Prepare to answer the basics questions: What are your strengths and weaknesses? Tell me about yourself. Why should we hire you? “You know they are coming. Be prepared,” Bauke says.
- Not joining your local Chamber of Commerce.
“Every chamber across the United States has a monthly get-together usually called something like ‘Business After Hours,’ and many even have young professionals associations,” Hudnall says. “Not using this as an opportunity to network and meet others in your field is a missed opportunity.”
- Having grammar or spelling errors on your résumé or cover letter.
“No matter how many résumés you send out, each customized to fit one job description, you must review each one closely for grammar and spelling errors,” says Rick Saia, content writer for Massachusetts-based Pongo Résumé, which provides résumé and cover letter templates. “Even the tiniest error will cast a bad impression on the hiring manager, especially if you write ‘attentive to detail’ as a strength. It’s good practice to have a trusted friend or relative read through your documents before you send them.”
- Not being mindful of your social media presence.
“Job seekers need to be mindful of social profiles and pictures they may have out on the Web that may be deemed inappropriate. In some cases, employers may secretly try to ‘friend’ you on a given social network so they can have access to your wall and photos,” Salomon says. Before applying to any job, search for your name to ensure nothing is out there that would be deemed inappropriate.
- Trying to turn an informational interview into a job interview.
“This is probably the worst form of abusing your network contacts.
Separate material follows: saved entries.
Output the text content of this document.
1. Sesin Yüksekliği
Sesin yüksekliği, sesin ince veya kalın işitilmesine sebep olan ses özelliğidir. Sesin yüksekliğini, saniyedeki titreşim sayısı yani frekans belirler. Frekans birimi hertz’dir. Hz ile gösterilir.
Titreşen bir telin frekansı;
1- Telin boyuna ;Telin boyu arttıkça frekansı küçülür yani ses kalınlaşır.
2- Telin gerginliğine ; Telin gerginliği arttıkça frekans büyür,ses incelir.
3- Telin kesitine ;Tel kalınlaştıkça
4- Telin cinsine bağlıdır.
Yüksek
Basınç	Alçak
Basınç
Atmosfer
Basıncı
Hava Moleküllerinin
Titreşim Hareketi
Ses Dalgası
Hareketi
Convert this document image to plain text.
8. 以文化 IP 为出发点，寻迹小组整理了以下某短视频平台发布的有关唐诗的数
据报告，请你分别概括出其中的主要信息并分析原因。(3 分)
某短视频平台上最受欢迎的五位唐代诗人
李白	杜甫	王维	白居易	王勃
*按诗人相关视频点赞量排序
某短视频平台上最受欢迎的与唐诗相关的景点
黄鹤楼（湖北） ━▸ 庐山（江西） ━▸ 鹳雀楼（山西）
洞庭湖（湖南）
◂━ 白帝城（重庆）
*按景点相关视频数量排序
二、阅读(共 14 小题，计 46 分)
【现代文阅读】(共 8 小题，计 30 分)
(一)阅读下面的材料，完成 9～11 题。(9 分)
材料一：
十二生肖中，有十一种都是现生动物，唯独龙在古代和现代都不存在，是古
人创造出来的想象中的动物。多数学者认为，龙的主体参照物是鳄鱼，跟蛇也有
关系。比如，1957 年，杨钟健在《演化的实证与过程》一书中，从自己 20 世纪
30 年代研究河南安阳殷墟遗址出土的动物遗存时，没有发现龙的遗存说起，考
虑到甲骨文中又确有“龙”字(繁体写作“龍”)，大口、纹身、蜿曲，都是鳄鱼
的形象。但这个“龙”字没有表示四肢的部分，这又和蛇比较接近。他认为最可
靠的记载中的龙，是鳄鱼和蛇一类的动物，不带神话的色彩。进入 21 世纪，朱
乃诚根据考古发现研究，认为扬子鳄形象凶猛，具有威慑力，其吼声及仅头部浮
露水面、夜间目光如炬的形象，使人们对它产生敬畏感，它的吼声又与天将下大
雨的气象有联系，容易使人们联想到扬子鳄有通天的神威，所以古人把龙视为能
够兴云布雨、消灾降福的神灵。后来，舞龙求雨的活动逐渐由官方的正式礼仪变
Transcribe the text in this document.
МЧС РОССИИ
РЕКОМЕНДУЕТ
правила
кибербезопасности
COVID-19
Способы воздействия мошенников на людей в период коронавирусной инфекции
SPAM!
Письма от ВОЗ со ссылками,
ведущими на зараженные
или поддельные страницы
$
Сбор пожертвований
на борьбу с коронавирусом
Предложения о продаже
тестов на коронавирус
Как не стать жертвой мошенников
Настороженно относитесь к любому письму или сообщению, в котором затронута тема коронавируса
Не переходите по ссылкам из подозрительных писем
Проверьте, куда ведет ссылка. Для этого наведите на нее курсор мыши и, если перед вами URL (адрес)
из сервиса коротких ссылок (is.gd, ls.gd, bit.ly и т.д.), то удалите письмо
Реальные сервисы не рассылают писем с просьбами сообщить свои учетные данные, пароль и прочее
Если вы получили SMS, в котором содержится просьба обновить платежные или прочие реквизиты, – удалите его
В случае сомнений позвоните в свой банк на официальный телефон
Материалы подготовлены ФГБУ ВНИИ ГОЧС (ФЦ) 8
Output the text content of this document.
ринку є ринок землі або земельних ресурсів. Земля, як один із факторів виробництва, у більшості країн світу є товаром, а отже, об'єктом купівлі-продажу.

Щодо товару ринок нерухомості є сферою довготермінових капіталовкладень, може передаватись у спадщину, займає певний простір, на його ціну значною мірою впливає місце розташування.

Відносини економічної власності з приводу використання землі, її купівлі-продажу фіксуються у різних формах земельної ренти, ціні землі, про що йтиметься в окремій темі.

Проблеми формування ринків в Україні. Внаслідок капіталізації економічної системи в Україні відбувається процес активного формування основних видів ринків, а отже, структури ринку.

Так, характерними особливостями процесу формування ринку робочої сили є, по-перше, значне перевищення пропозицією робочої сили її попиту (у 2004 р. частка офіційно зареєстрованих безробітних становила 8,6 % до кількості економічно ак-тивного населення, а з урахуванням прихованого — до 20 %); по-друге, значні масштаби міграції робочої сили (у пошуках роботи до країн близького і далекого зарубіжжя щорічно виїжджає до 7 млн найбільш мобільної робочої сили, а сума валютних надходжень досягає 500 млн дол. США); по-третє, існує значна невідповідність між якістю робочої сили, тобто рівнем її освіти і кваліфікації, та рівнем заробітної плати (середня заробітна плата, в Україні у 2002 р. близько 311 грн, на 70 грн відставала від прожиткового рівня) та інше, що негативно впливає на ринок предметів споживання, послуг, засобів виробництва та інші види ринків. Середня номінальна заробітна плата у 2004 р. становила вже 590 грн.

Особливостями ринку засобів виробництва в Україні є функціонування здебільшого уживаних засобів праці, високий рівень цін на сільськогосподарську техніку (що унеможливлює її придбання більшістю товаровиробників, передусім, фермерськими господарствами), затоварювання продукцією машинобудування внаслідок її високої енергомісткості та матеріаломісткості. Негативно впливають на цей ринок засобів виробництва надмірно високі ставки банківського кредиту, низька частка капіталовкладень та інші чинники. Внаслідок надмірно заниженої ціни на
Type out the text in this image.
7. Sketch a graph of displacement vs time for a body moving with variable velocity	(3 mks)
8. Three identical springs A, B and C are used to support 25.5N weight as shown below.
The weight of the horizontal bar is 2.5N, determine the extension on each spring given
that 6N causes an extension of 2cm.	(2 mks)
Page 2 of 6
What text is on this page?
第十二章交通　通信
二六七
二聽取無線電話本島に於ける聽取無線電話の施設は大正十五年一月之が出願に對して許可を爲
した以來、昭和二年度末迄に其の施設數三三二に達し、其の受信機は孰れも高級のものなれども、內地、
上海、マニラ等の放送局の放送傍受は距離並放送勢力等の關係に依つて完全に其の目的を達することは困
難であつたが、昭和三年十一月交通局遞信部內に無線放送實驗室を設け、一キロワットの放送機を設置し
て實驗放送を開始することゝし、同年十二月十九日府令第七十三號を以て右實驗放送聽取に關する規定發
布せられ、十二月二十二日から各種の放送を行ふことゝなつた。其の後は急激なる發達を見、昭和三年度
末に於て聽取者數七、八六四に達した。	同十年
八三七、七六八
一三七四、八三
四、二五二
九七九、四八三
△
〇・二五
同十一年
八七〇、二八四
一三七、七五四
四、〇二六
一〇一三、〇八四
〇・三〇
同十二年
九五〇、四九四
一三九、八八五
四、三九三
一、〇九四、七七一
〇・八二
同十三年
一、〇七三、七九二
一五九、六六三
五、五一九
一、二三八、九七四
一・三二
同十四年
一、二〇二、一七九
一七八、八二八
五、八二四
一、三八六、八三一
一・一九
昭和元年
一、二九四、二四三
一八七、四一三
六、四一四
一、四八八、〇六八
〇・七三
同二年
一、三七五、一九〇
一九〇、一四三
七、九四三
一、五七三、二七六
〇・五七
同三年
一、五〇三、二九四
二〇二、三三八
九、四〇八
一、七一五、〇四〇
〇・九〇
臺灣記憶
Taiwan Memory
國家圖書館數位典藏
An informational interview is to get information, not an offer,” says Ron Katz, author of “Someone’s Gonna Get Hired … It Might As Well Be You!” “When people start peppering the contact to see if there are any openings or jobs available, the person with whom they are meeting feels duped, taken advantage of and, at worst, angry and resentful.”
- Not having a LinkedIn profile.
“Many employers and HR professionals use LinkedIn as their go-to resource for more information about a candidate,” Schulzke says. “If you don’t have a LinkedIn profile, you are missing out on a critical opportunity to showcase your skills and experience.”
- Failing to research the company.
“At least take some time to review the company’s website and use some of that knowledge in your résumé and cover letter,” Saia says. “When you get to the interview, you’ll need to know much more, especially to show how your skills and experience match up with the demands of the job and how your skills and experience can benefit the company.”
- Not following up after applying for a job.
“Following up is critical to set you apart from other applicants. Job seekers often neglect this key step because, for example, they applied online and don’t have a name to follow up with,” says Amy Olmscheid,manager of the career center at Capella University, an online university based in Minneapolis. “But if you don’t have a name of a person to follow up with, find one. Use the Internet or use your network. Get the name of a contact in human resources or a manager in the department you want to work in and then follow up with a call or e-mail.”
- Neglecting to follow up after an interview.
“Always send a thank-you note to the interviewer,” Olmscheid says. “Sending your note by e-mail is perfectly acceptable, but a handwritten note is a nice extra touch.”
- Failing to ask questions at the interview.
“Remember that you want to find out about the company and hiring manager as much as you want to tell them about you,” Saia says. “By passing on the opportunity to ask questions, you’re sending a message that you’re not that interested in the job. And employers want candidates who are interested.”
- Relying on a single job-hunt strategy.
“Some job seekers will declare that they are only using online job boards, and those individuals may miss excellent opportunities,” Olmscheid says. “Job seekers typically identify more jobs and make more connections that can lead to jobs when they use a multipronged approach. Amp up your job search with job boards, face-to-face meetings, networking at professional development meetings, phone networking and other search strategies.”